Practice active listening
During discussions with coworkers, make sure your contribution is one-third mouth and two-thirds ears; after all, that’s how humans are designed, right? A nod, eye-contact, and occasional verbal comment are important to communicate that you’re really paying attention. Never, ever interrupt when someone is talking. This is rule number one in order to appear as a good communicator (yes, by not talking). Focus intently on the speaker and only interject after you use the three-second rule: the speaker pauses, you count to three (in your head), and then reply with questions, or paraphrasing to ensure your understanding of the message. When in doubt, just zip it.
Avoid controversial subjects
Let’s talk turkey…politics, religion, and personal values are off limits in public. If you find yourself gobbled up in a conversation that appears to be going the direction of conflicting viewpoints (which may lead to ruffled feathers), tactfully introduce a different topic or make a neutral or even witty statement to avert tensions. Keeping conversations on the lighter side can go a long way toward consistently getting along with others.
Organizations today employ a wide variety of people from varying cultures and experience levels which encourages innovation and creativity. An efficient workforce is one secret to profitability. Businesses lose money yearly through unconscious and subtle ways by assuming that diversity has no significant business impact. Diversity is the key element in producing high performance since people make things happen, not structure or process. Bottom line – diversity and people are synonymous. Do your part to be inclusive and respectful of all differences and lead the way by encouraging others to do the same.
Avoid the office politicking game
Okay. We all know the type: in most offices there is at least one person that stirs the pot by complaining, gossiping, or whining. They just want attention, right? Yes it’s true, sometimes the squeaky wheel gets the grease, but that is not the best way to attract supervisory attention. The best tip here is to avoid the obvious; that person who enjoys bringing you into the discussion is a potential threat to your reputation simply by association. Encourage them to take their problem to someone who can really do something about the situation other than just listen (like you).
Guard your reputation
Don’t get caught with your hand in the cookie jar, figuratively speaking. When getting along with coworkers is a priority, you will have to watch your back and protect yourself from others’ negative impressions.
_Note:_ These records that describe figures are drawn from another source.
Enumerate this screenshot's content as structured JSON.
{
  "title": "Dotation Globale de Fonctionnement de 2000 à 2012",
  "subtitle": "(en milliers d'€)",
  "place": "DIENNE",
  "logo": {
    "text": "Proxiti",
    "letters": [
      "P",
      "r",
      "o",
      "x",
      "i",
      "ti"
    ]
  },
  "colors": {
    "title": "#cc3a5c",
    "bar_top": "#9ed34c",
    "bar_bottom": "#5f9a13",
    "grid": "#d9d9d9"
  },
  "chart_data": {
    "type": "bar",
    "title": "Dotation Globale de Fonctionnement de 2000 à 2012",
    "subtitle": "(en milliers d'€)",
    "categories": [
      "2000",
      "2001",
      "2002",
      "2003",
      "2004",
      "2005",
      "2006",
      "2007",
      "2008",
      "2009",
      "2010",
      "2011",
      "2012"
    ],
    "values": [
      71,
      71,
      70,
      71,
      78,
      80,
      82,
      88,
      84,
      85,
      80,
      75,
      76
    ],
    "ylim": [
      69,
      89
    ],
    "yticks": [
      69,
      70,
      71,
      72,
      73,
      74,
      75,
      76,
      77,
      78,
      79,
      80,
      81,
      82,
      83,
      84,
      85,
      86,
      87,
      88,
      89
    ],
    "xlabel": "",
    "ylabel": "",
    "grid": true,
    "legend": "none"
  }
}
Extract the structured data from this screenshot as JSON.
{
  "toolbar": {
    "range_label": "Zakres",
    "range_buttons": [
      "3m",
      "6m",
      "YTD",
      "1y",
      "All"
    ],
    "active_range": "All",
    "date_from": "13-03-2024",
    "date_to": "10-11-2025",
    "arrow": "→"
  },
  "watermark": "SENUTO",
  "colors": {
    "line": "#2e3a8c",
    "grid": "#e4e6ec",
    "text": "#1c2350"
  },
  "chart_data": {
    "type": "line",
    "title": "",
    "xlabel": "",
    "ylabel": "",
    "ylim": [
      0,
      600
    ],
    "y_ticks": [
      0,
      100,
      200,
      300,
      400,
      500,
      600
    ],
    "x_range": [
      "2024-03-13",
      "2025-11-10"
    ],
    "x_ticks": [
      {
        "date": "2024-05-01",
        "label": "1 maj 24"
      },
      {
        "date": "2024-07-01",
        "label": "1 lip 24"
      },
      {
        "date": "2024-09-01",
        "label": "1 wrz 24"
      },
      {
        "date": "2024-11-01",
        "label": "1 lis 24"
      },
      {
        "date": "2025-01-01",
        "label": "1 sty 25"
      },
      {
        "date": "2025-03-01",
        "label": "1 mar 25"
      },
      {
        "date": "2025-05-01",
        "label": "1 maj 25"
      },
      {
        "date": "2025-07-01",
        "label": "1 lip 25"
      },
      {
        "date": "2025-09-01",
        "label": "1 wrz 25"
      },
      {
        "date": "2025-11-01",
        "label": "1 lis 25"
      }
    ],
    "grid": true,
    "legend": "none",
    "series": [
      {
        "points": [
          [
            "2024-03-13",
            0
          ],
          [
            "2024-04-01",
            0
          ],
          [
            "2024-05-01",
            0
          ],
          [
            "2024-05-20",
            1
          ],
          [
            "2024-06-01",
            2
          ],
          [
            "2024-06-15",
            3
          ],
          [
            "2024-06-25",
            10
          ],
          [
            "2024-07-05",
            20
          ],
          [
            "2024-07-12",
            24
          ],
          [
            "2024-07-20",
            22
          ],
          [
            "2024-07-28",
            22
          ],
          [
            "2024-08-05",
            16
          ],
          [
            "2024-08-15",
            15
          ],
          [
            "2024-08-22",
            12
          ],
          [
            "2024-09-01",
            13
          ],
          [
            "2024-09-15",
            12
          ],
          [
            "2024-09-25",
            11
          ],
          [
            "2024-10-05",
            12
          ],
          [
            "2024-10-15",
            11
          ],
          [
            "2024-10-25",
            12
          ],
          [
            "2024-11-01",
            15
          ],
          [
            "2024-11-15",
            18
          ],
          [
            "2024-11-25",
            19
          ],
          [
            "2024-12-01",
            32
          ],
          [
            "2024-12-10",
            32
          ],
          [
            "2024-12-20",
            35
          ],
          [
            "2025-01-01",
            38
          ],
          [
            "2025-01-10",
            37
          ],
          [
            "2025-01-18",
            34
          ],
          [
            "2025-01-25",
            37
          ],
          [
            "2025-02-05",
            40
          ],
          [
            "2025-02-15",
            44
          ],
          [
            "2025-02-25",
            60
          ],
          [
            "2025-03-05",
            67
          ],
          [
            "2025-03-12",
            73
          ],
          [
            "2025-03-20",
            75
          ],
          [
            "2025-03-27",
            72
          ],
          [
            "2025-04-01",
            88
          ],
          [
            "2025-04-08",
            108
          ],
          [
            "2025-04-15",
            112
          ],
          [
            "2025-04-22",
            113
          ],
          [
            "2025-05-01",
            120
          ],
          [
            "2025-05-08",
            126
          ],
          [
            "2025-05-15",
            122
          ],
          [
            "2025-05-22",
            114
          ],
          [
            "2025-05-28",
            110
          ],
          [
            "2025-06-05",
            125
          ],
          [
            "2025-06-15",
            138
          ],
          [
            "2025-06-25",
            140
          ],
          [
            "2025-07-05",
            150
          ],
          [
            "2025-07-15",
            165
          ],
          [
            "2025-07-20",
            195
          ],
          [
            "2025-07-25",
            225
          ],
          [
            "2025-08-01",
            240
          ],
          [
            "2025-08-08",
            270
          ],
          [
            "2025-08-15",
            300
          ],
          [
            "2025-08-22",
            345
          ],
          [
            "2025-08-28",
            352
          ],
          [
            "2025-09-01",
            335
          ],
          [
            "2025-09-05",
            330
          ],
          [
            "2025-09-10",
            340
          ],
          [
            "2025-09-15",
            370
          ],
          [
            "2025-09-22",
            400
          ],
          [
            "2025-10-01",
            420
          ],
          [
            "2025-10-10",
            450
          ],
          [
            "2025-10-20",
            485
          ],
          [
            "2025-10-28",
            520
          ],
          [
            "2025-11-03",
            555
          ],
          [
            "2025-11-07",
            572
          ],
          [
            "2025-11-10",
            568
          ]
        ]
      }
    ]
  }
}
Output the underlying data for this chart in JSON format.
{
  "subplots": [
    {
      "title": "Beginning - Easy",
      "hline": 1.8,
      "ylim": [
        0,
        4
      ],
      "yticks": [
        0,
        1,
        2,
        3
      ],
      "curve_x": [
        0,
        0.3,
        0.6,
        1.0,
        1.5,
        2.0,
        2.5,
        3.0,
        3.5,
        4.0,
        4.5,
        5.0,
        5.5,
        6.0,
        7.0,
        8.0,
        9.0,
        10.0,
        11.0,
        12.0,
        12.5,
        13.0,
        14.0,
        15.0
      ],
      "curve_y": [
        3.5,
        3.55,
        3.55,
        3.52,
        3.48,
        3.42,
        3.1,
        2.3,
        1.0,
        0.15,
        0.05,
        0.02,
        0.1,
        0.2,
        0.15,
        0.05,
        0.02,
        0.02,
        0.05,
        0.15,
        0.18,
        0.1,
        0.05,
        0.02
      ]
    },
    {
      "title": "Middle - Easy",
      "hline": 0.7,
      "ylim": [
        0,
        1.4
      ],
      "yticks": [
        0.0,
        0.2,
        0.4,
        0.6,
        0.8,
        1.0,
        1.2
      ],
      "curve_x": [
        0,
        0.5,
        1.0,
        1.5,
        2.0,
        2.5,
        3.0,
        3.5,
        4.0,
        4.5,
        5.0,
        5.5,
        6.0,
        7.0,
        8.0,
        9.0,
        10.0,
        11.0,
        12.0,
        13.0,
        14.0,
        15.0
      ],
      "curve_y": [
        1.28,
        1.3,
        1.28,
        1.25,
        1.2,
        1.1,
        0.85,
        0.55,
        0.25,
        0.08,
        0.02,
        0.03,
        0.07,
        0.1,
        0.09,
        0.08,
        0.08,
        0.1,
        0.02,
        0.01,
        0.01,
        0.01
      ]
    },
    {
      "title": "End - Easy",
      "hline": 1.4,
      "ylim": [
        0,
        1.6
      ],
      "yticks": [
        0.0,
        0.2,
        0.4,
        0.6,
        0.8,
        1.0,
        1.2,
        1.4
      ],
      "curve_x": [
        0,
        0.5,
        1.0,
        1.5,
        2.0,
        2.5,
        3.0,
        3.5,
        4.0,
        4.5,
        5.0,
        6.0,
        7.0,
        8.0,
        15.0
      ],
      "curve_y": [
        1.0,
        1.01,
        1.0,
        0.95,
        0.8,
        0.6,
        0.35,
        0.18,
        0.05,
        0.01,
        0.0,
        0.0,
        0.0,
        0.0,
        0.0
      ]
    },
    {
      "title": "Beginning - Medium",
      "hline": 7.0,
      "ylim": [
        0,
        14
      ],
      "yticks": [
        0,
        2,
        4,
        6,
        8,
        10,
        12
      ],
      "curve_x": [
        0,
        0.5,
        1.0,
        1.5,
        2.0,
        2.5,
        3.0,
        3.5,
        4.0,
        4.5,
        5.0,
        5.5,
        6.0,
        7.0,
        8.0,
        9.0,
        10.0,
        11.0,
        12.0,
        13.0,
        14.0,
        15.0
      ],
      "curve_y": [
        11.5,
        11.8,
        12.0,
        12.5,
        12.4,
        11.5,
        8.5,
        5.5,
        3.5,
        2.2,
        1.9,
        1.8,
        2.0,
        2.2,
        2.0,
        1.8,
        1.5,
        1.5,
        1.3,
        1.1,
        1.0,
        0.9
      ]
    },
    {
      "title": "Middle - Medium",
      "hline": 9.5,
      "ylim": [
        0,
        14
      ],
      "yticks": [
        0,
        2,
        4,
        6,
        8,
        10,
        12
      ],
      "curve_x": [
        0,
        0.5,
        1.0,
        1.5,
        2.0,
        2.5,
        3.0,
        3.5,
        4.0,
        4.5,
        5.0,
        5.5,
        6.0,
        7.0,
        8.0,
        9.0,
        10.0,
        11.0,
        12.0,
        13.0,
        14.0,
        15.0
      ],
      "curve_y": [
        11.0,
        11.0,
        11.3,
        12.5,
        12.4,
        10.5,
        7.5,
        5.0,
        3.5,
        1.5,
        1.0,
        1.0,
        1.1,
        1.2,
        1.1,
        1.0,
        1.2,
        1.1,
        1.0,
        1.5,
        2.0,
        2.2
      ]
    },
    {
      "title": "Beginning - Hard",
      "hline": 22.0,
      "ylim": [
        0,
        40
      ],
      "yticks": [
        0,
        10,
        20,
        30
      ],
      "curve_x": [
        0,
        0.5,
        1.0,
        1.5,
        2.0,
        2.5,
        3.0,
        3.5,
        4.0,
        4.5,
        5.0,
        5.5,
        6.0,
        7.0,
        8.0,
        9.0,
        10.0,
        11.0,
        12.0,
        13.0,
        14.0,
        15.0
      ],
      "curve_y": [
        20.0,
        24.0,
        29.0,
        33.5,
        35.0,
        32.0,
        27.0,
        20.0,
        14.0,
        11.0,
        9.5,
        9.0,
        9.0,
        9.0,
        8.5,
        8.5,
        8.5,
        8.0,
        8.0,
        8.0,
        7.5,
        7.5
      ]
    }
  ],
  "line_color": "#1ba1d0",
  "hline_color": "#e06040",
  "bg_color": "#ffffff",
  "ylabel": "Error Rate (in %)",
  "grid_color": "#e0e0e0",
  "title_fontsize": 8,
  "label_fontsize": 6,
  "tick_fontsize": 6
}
Do your job the best way possible. Don’t take questionable shortcuts. Avoid involvement in potentially explosive situations, such as romantic entanglements at your worksite or illicit activities using company property or equipment.
Make getting along with coworkers a priority
Getting along with others is vital to long-term success. Many organizations report the ability to be a team player (and by implication, get along with others) as one of the top qualities sought in new hires. Make sure you stay on the company’s A-list by learning how to appreciate others and step back from potential conflict. An occasional disagreement is fine when it invites different problem-solving perspectives, but someone who engages in habitual arguments (just to practice their debate skills) will soon ruin their reputation and eventually wear out their welcome. Getting along with coworkers is not difficult, but it does require effort and patience.